Elhak doğru ; jandarmamız, polisimiz, bekçilerimiz, Sâhil Güvenliğimiz, Gümrük Muhafaza Teşkilâtımız, Güvenlik Korucularımız, hakikaten vazifelerini en güzel ve en mükemmel şekilde yapıyorlar ; suçlulara göz açtırmıyorlar, yakalıyorlar ve "adâlet cihâzı"na teslim ediyorlar...
Amma, ne oluyor ise ondan sonra oluyor ; bütün bu suçluların gözleri, kısa bir müddet sonra bir daha açılıyor !...
TV'de haberlerde bir bakıyoruz "40 tane, 50 tane, 60 tane suç kaydı" olan insanlardan bâhsediliyor !...
Demek ki, idârî ve adlî sistemde bir "ârıza" var ve bu arıza "çok büyük" !...
Daha önce de defâlarca dikkat çektik amma, senelerdir çıkarılan "torba yasalar"da, "pansuman"dan öteye geçmeyen, suya-sabuna bir türlü dokunmayan "tedbirler" (?!!!)
Muhterem büyüklerim,
1. İlk önce "çok katmanlı / bindirmeli" idârî tedbirler alın. Yani teftiş/tâkip sistemini kurun. A şehrinde yapılan teftiş ve kontrolü, bir de B şehrinin müfettişleri ile ve gizli ve/veya açık olarak yaptırın. İki teftişte farklı bir netice ortaya çıkar ise, çok daha şûmûllü üçüncü bir teftiş yaptırın. Bu teftişin neticesine göre de, ilk iki heyet'ten, isâbetli kararı hangisi vermemiş ise, onu görevden alın. Bu heyetlerden hiçbirisinin, digerinden haberi olmamalı, burada en mühim husus budur.
2. Teftiş / Denetleme işini yapacak olan insanlar "mesâi mefhûmu" ile hareket etmesinler.

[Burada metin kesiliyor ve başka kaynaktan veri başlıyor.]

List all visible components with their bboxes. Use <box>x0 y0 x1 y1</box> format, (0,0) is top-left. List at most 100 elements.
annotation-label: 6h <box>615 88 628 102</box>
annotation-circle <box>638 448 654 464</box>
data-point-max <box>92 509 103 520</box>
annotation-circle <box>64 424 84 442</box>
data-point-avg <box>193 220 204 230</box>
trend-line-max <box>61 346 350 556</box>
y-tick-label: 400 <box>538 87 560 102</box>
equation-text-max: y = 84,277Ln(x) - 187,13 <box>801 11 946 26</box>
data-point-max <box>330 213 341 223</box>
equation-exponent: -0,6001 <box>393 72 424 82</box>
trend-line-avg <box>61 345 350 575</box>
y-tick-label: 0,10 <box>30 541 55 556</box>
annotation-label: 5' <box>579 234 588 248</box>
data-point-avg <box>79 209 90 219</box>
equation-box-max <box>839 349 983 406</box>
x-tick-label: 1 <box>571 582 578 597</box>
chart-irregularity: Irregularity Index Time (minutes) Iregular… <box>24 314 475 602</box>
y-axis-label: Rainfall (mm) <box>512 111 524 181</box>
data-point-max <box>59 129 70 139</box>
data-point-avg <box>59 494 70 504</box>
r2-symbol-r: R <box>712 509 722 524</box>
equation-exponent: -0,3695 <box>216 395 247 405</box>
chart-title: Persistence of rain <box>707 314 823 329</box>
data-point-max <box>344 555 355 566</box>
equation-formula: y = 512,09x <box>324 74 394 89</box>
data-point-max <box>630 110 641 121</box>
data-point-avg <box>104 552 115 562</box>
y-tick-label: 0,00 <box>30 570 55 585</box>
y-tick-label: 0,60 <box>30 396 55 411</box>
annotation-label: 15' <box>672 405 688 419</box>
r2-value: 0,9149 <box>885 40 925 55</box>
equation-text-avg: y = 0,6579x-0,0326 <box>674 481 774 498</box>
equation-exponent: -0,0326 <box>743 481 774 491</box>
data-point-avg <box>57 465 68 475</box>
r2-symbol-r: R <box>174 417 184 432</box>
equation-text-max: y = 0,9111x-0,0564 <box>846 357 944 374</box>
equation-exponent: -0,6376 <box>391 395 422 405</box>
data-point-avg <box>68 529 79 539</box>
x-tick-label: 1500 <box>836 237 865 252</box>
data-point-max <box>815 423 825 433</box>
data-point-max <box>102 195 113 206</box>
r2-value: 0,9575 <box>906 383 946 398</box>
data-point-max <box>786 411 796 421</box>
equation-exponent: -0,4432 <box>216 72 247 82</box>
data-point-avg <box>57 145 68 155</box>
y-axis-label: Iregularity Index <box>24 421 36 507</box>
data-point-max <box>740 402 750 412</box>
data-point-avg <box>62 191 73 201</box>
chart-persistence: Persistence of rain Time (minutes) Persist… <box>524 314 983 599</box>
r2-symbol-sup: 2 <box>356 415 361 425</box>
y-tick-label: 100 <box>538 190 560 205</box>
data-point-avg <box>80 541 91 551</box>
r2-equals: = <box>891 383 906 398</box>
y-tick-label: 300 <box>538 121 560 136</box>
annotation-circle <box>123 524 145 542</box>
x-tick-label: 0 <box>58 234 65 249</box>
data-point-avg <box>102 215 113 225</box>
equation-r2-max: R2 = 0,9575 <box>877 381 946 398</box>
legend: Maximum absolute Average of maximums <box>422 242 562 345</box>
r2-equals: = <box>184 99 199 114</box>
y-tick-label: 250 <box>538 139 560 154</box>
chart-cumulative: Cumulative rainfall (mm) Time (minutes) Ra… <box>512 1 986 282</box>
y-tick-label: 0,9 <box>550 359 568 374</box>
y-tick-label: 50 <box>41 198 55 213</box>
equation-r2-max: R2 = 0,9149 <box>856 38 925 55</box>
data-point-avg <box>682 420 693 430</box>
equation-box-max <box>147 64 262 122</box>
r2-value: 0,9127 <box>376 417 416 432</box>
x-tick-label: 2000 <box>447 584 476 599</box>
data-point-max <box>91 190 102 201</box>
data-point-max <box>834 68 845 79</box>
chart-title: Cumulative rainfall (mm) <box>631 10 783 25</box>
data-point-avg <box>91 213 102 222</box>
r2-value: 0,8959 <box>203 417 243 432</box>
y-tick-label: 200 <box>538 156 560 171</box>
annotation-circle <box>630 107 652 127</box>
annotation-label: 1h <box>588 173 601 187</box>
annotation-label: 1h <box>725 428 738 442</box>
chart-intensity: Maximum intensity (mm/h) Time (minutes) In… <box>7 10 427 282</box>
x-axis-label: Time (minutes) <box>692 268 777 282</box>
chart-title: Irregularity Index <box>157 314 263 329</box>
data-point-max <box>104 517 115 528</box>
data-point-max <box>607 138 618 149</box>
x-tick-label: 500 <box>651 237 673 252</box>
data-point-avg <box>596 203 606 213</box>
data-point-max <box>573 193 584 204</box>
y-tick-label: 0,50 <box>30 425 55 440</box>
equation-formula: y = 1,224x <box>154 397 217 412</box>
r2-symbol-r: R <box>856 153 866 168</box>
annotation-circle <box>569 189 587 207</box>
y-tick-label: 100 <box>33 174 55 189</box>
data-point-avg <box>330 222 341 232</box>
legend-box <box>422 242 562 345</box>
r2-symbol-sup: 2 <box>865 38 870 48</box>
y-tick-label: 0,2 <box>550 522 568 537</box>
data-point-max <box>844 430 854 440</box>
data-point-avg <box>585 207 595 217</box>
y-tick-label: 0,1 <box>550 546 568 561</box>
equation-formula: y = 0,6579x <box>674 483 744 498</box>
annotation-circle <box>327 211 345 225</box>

Gerektiğinde tebdil-i kıyâfet ile tâkip yapsınlar ; ki, bu son derece müessir bir teftiş/denetleme usûlüdür, psikolojik tesiri çok fazladır.
3. Teftiş / Denetleme neticesinde Kamu'nun zarara uğradığı, insanlarımızın mağdûriyetlerine sebep olunduğu ortaya çıkar ise, fâillere öyle idârî ve adlî cezalar verin ki, jandarmamız, polisimiz ve diger görevlilerimiz, 40., 50., 60., defa aynı kaçakçıyı, hırsızı, yolsuzu, katili, ihâleye fesat karıştıranı, sahte evrak tânzim edeni, evrakta tâhrifât yapanı, vergi kaçıranı, stokçuluk ve karaborsacılık yapanı, Devlete ve vatandaşa hileli mal satanı, polise jandarmaya hakaret ve tehdit edeni, memurun vazifesini yapmasına mâni olanı, kafayı çekip direksiyon başına geçeni, magandalık yapanı..., bir daha bir daha bir daha yakalamak zorunda kalmasınlar !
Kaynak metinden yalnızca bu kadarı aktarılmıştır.